Im I toxic? do I have free will? Who decides my fate?
is this it a life full of questions and no answers or am I just scared to face the truth I am a natural disaster.
I am poison to my self witch is contagious.
I entered a void that will not let me go. lossing my youth however feels as I do not grow. A leaf that fell from the tree and flew with the wind then the tree was stuck by lighting what a blow. a leaf left for dead with no home.
I am sad I will not cry
I fail daily still I try
my family forgets me I wonder why I have no love life I hate mental games I hate lies.
I am truly sad and will not show it my heart hurts hopefully killing me inside.
Killing the me that is sad I’m tired of sad and happy what’s the difference you’re one or the other either up or down like an emotional latter.
and it doesn’t matter because we live here and we grow and dream just to have them all shattered. so leave me bruised and battered.
cause when I leave at least I went out trying.
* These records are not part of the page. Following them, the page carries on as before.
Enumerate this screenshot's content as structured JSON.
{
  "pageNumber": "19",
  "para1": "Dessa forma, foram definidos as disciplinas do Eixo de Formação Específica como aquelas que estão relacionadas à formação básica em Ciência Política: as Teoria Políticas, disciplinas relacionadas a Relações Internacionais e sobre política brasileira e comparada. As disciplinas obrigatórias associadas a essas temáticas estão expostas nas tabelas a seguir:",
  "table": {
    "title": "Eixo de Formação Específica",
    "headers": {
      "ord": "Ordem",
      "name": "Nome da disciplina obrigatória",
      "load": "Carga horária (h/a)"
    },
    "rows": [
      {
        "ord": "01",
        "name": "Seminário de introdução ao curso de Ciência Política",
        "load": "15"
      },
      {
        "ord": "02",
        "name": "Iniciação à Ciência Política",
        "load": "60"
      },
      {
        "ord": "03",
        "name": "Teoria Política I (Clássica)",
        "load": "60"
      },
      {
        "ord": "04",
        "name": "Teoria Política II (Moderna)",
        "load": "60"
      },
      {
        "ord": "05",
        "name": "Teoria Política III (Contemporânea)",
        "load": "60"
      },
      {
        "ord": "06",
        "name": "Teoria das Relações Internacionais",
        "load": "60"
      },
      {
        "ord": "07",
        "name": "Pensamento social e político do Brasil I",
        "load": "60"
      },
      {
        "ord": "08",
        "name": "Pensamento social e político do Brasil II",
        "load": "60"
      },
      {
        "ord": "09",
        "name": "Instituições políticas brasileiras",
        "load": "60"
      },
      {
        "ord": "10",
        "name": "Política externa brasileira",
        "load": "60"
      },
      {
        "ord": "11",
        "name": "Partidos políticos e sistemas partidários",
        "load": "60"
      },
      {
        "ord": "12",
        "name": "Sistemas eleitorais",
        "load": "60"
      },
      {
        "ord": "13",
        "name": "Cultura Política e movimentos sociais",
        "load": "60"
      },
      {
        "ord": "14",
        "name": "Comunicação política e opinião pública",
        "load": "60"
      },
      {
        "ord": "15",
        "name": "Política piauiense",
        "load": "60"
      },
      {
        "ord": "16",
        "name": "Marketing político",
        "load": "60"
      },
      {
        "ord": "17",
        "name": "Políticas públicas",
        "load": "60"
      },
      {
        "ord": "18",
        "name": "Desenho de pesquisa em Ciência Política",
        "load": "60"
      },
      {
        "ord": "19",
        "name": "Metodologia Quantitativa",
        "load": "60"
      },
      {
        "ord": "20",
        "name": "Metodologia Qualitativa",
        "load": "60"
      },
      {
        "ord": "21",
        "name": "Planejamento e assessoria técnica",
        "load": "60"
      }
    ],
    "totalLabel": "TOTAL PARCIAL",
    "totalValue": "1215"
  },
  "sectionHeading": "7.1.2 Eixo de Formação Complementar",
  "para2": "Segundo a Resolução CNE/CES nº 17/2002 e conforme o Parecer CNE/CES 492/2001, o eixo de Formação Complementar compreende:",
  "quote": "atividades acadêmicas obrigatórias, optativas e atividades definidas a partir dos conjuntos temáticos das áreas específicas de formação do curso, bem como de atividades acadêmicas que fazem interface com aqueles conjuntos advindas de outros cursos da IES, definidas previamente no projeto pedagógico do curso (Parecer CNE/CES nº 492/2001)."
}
I try and try and try again. I fail it hurts I’m let down my biggest enemy is me when will this fued end.
Im in my life and it turn to a black hole.
when I die who will take my soul.
Hopefully I leave behind something worth some ones time. I look forward it’s dark and I look behind and it tears my apart; I’m stuck in my dark hole saying I will be fine.
Drinking gets boring drugs couldnt be better my heart hurts my heart hurts may we be alone forever.